Simple

Matthew 11:25-30  “I praise you, Father, Lord of heaven and earth, because you have hidden these things from the wise and learned, and revealed them to little children. Yes, Father, for this was your good pleasure. All things have been committed to me by my Father. No one knows the Son except the Father, and no one knows the Father except the Son and those to whom the Son chooses to reveal him. Come to me, all you who are weary and burdened, and I will give you rest. Take my yoke upon you and learn from me, for I am gentle and humble in heart, and you will find rest for your souls. For my yoke is easy and my burden is light.”

When something makes us very happy, we often have to show it with mouth or body. Maybe you have seen commercials for lottery tickets. The people in those commercials are dancing around because they are so happy they won. Maybe you have heard songs on the radio with lines like, “You make me want to shout,” or “You make me feel like dancing.” Sometimes people even say, “I’m so happy I could cry.”

Jesus tells us that people learning and believing God’s word makes him so happy he has to worship! That’s what he says in these words from Matthew’s gospel. You and I make Jesus praise the Lord, because we know things hidden from the wise, we know our heavenly Father, and we know Jesus’ rest.

During our school years we want to master mathematics, reading, history, grammar, and science, among other subjects. Those serve us well in adult life, though we may question the practical importance of some. But none of those things teaches us the most important thing we need to learn in our youth.

Many students have learned those lessons well across the years. It helped them become very successful in their careers. Some made lots of money. Some were considered very smart. But some thought they were so smart that they were smarter than God himself. They didn’t think they needed to listen to what God has to say anymore. They imagined they could make up their own ideas about right and wrong, where we come from, and where we are going when we die. God didn’t hide the truth from them. They heard about it, even read it for themselves. But the truth was so simple, so pure, and so clear that they wouldn’t believe it. It wasn’t “smart” enough for them. And God was not going to change the truth just because they thought they were too smart to believe it. It was hidden from them only because they refused to believe it.

I can’t think of any sin as dangerous as thinking that we are smarter than God. Once we think we are smarter than him about one thing, what’s to prevent us from thinking that we are smarter than him about everything else? Then we stop believing in him. Still, that’s what we do every time we sin. We think that we are so smart because we don’t believe what God has to say about some behavior, and we do what we want to do. That’s a good way to lose your faith.
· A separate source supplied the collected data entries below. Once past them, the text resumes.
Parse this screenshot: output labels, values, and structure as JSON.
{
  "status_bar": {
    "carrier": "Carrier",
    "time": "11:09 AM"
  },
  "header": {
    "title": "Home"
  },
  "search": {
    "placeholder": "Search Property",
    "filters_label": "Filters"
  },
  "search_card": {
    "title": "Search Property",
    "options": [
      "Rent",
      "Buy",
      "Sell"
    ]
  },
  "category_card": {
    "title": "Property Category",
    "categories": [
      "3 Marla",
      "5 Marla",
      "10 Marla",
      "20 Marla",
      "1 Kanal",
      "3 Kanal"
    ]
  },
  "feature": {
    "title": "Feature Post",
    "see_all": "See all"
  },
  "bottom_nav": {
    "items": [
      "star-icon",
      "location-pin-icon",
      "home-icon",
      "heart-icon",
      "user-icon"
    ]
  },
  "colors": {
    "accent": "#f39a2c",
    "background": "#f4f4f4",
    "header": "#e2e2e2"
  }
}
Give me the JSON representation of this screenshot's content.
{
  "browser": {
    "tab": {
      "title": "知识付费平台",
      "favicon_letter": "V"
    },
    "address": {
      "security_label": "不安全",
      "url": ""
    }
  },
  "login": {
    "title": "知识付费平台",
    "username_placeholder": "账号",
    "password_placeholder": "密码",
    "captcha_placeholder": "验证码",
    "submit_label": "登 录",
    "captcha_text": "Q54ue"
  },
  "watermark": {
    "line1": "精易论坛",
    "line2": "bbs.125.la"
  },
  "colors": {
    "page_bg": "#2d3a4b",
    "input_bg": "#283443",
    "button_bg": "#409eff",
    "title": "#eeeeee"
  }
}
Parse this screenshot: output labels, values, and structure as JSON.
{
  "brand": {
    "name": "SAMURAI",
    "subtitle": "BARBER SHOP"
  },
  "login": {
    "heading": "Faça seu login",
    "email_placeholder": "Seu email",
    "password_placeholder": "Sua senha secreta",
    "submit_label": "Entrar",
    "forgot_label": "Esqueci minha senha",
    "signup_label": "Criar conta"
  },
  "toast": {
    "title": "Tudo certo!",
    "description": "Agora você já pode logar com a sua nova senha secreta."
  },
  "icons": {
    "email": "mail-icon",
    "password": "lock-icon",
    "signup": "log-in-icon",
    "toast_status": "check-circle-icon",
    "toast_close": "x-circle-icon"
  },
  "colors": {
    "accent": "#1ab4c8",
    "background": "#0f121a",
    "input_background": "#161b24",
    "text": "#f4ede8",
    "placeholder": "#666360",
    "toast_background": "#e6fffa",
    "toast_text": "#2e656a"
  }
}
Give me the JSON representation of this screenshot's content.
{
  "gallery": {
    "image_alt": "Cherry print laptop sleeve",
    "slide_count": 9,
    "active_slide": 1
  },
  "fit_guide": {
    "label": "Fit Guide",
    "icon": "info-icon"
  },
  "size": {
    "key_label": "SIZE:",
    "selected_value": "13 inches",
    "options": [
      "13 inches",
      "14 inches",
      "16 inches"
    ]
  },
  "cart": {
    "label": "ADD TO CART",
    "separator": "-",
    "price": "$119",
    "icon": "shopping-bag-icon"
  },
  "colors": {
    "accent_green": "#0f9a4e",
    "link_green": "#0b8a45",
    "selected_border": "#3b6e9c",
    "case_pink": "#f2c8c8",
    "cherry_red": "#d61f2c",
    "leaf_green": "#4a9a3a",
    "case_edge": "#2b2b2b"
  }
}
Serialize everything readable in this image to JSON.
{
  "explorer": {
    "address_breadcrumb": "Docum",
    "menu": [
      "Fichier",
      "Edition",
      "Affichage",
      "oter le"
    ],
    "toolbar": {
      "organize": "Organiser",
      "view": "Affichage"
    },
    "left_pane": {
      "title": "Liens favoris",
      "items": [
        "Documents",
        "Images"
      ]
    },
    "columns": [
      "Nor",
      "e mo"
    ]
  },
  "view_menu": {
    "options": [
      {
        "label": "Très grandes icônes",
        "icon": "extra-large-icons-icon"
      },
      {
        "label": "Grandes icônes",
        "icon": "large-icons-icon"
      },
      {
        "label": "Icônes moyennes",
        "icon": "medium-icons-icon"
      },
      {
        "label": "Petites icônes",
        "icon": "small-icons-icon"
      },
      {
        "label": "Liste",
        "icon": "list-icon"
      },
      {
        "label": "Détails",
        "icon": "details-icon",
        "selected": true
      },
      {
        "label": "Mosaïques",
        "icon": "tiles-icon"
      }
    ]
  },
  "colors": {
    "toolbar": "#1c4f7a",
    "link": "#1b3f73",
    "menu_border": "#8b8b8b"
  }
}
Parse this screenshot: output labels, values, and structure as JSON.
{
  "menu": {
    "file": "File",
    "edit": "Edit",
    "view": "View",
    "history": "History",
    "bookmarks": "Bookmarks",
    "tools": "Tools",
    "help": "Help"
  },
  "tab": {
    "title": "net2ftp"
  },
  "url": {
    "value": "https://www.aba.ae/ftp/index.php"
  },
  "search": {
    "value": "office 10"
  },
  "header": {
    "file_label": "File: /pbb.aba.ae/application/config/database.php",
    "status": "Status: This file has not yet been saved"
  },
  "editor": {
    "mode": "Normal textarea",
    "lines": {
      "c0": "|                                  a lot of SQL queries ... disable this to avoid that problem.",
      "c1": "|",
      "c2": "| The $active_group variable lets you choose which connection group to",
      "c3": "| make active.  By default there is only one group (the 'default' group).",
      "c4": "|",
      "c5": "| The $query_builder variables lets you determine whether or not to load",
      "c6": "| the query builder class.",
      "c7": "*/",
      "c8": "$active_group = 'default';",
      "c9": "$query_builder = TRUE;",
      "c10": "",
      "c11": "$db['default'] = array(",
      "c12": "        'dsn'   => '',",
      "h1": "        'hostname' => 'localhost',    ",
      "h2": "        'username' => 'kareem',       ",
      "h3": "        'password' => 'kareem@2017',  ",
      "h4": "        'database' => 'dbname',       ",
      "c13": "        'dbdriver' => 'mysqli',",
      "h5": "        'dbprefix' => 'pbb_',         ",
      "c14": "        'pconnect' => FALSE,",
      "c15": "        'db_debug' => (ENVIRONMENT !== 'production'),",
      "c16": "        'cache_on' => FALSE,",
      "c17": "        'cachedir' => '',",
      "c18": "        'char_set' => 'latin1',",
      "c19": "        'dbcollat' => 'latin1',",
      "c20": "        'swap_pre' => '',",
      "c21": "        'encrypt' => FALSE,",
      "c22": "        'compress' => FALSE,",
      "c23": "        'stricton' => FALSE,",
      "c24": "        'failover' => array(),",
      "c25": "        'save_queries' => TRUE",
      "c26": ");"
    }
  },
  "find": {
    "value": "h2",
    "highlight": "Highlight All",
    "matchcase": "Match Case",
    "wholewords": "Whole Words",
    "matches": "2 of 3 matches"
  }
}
God has kept us from falling so far in his grace. At church or reading our Bibles, we still hear him speaking to us in his word. Then we are the children to whom the Father reveals these things. Jesus praised the Lord because simple Christians like us know things from God’s word that have been hidden from the wise.

But what is it that we know? Jesus goes on to say, “All things have been committed to me by my Father. No one knows the Son except the Father, and no one knows the Father except the Son and those to whom the Son chooses to reveal him.”

 Do you understand what he is saying? If we listen to what he tells us, then we will know our heavenly Father. Even more, that is the only way we can know him. Jesus must introduce us to him.

Knowing the Father doesn’t mean we will know about him like we know about great men of history. He doesn’t mean that we will learn about him like we learn how algebra works, or what makes igneous rocks different from sedimentary rocks.

When we know God as our Father, when we pray to him as “Our Father who art in heaven,” then we know him like we know our parents, siblings, or best friend. We know him personally, intimately in a way that has nothing to do with how smart we are. Even little children who know God this way know more than many wise and learned people. Knowing God so makes us praise him just as Jesus praises him here.

When we know God so personally, we also know that Jesus gives us rest. “Come to me, all you who are weary and burdened, and I will give you rest. Take my yoke upon you and learn from me, for I am gentle and humble in heart, and you will find rest for your souls. For my yoke is easy and my burden is light.”

 Learning to know God in the Bible, learning to know Jesus, can involve hard work: studying, pondering, memorizing. But Jesus doesn’t invite us to know him to pour more work on us. He intends to lift something from us. He takes away the burden of our sins and our guilt. He shows us that God loved us so much he spent thousands of years making a way for us to be saved and go to heaven. Jesus did all the work for our sins to be forgiven with his perfect life and his death on the cross. In one way or another, everything we hear, learn, or memorize from the Bible helps us know and understand this better. We know that Jesus gives us rest, rest for our souls, and that is an easy “burden” to carry.

Knowing God this way is so simple that even a child can do it. It fills our hearts with his blessing, and Jesus’ heart with praise.